Bref, on est masochistes dans une certaine mesure, ou alors romantiques, ou alors pragmatiques, et on sait que à 30 ans, envisager de passer sa vie seul, sans réduction d'impôts, c'est hard, et on met deux fois plus de temps à payer un appart... En somme, on peut se donner toutes les excuses, justifications ou prétextes au monde, la seule explication valable est que la vie suit son cours! On a envie, besoin de partager de l'intimité, de construire une relation, de s'épanouir aussi de ce côté là (les K€ c'est bien, mais tout seul, au bout d'un moment...), voire de se répliquer (tic tac, tic tac... horloge biologique bonjour, j'écoute?). OK. Donc on est dans cette nouvelle passade devenue relation, et avant qu'on se rende compte, on a les mêmes amis, on connait l'arrière grand mère l'un de l'autre, on est un couple, c'est clair et net... Ça fait maintenant 2 ans q il n'a plus mis les pieds dans son appart, qu'il a d'ailleurs sous loué à un pote en galère... Mais toujours pas d'appart aux deux noms, plus spacieux, loyer unique et factures partagées... C'est une zone de non droit, un peu, le Sahel du couple, un tabou tacite auquel on ne touche pas... La moindre allusion à un VRAI emménagement, à une vie commune sur un mode plus réglementé que celui du camping sauvage chez l'autre, ça réactive de vieilles angoisses, déclenche des réactions de panique et des comportements irrationnels... Ce sont les résidus de ce qui s'est pas bien passé, voire de ce qui s'est très mal passé qui remontent à la surface, et on se met à revoir le film au ralenti... alors on repousse, on évite, on rejette l'idée même d'un quelconque projet de cet accabit... la simple présence d'un catalogue Ikea est vécue comme une attaque frontale, comme un coup de pression de 400 tonnes sur nos frêles épaules encore meurtries de la dernière relation qui s'est si mal passée (ah bon? ça fait déjà 4 ans? ah ouais, ça passe vite...)
Le fait est qu'on promène tous des vieux démons de notre passé, et ils conditionnent parfois notre comportement dans la relation présente, ce qui est mauvais, surtout quand on n'en a pas conscience. Dans ces conditions, prendre un pas de l'avant, décider, après une période raisonnable, de reformer un foyer (au bout de 3 mois, c'est peut être un peu rapide quand même... 7 ans, tu peux légitimement te demander pourquoi tu es avec la personne si vous êtes incapables de franchir un cap, mais la vérité c'est que chacun son rythme, donc c'est une chose qui se règle à deux, comme toutes les danses en couple), ça devient pesant, difficile, et pas souhaitable. Ikea, ça veut dire vrai nouveau départ, avec les mêmes risques d'échec, mais la conscience de ça en plus...Donc on se met en ménage la première fois par amour et on espère que ça durera pour toujours; on le fait la deuxième fois en étant conscient qu'il faudra travailler et donner de sa personne pour faire vivre la relation sachant que même comme ça il n'y a pas de garanties de quoi que ce soit... DUR! Mais oui, mais c'est ça, la vie, coco... Bienvenu dans la vie adulte!

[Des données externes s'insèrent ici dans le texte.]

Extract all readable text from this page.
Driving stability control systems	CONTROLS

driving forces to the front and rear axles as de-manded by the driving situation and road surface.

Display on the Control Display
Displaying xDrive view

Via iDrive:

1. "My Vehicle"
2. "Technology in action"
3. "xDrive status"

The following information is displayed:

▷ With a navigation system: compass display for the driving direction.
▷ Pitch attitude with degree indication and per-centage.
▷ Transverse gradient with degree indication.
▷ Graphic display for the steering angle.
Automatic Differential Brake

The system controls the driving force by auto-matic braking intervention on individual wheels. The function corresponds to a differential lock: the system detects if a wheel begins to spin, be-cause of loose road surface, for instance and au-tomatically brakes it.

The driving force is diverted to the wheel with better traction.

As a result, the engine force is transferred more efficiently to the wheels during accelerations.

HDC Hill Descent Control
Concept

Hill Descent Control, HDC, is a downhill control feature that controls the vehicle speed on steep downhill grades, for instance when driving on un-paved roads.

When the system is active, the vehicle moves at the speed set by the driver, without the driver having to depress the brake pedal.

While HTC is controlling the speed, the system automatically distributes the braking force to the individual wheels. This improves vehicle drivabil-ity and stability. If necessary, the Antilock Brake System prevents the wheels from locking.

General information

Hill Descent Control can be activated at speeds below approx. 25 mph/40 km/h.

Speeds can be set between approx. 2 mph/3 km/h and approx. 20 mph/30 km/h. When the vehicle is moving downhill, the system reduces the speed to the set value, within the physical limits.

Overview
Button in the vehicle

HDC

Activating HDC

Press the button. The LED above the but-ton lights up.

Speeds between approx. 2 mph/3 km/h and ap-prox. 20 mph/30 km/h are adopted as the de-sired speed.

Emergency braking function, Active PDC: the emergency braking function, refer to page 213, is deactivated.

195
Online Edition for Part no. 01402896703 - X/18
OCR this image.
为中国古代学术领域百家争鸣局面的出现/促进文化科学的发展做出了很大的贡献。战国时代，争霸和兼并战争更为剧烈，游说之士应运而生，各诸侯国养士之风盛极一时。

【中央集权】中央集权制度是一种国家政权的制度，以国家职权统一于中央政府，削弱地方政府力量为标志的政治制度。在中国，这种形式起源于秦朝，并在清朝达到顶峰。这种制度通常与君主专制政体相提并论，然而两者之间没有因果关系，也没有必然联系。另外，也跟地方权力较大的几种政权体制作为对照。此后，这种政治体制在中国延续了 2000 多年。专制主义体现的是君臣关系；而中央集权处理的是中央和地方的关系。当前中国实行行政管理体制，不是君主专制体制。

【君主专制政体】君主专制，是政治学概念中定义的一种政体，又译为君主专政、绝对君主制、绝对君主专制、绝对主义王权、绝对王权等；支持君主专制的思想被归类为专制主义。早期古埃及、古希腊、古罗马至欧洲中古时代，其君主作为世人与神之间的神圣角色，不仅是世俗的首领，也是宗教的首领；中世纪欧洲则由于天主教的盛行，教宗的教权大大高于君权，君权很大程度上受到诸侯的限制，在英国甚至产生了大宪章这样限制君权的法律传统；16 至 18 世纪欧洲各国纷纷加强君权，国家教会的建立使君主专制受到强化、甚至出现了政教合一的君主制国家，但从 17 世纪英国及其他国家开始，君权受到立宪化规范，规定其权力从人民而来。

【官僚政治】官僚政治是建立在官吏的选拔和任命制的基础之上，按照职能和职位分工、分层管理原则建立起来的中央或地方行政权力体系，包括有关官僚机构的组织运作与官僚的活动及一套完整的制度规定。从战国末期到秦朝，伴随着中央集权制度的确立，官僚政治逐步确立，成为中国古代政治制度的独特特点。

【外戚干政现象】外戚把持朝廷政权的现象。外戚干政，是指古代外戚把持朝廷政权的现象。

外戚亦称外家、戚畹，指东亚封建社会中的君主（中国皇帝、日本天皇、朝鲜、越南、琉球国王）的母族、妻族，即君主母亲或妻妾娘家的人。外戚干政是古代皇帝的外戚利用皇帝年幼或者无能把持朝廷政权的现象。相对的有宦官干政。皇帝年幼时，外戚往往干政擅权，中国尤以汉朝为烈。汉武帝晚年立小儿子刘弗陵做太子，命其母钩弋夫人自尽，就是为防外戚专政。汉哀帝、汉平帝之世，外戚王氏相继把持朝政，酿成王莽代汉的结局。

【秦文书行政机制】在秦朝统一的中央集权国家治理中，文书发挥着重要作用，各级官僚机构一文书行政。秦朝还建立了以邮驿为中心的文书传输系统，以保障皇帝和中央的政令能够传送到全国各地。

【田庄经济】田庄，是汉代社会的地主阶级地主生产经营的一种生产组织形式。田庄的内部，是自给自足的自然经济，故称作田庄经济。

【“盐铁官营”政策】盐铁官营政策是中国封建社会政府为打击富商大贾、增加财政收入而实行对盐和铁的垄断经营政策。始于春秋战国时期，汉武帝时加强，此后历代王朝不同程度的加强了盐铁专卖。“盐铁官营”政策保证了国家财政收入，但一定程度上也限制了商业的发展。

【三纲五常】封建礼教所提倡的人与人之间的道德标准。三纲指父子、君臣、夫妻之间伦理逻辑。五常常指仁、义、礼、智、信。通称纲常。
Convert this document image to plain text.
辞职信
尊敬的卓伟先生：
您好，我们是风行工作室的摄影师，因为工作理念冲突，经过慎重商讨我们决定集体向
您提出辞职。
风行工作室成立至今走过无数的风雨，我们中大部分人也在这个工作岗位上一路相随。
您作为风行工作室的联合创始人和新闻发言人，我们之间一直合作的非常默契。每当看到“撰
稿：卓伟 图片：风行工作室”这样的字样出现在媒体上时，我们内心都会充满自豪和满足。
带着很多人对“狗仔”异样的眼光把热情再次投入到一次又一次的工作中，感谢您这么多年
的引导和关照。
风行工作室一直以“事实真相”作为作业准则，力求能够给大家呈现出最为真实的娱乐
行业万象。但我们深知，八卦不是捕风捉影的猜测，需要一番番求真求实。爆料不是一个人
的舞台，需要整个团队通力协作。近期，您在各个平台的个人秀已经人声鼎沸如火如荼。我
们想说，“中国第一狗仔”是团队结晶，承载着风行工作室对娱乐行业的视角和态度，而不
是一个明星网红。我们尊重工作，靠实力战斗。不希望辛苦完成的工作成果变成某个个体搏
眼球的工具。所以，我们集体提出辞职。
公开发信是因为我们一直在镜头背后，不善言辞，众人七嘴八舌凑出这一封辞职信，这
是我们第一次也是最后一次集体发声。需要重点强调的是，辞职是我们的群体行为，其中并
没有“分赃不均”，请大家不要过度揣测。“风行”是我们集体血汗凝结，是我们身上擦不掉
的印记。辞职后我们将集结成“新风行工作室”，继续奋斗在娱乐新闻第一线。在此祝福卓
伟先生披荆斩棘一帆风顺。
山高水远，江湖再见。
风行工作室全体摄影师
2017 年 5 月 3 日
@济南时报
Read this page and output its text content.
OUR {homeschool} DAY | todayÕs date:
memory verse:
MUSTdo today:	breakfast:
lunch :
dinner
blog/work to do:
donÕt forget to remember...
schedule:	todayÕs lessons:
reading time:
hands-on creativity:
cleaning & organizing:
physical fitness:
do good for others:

Ikea, c'est ne plus être emporté dans le tourbillon de l'amour, mais faire des choix conscients, pragmatiques, structurés et structurants... C'est passer du yéyé insouciant et jouisseur avec les cheveux en bataille au jeune cadre, costard cravate, crédit maison sur 20 ans, vacances à la Baule 2,1 enfants... C'est pas automatique, mais c'est se mettre sacrément sur la voie. Alors ajoutez cette énième perte de l'innocence aux différents problèmes susmentionnés découlant d'un passé marqué; conjuguer liberté nouvelle ou retrouvée et "enchaînement" volontaire et en quelque sorte "pénalisant" ne serait ce que du point de vue de la liberté individuelle au sein de notre propre chez nous, dans notre ultime rempart... Le besoin humain de liberté et d'indépendance est il compatible avec celui tout aussi humain de partage, d'attachement et de fondation d'un foyer rassurant, d'un cocon, d'un nid à deux? Cette question, aussi banale puisse-t-elle paraître, est, si l'on regarde d'assez près, très nouvelle, et toute ma génération se retrouve confrontée à elle. Aussitôt que des réponses se feront connaître, je vous en ferai part, promis, les amis! En attendant, il paraît que c'est les soldes chez IKEA!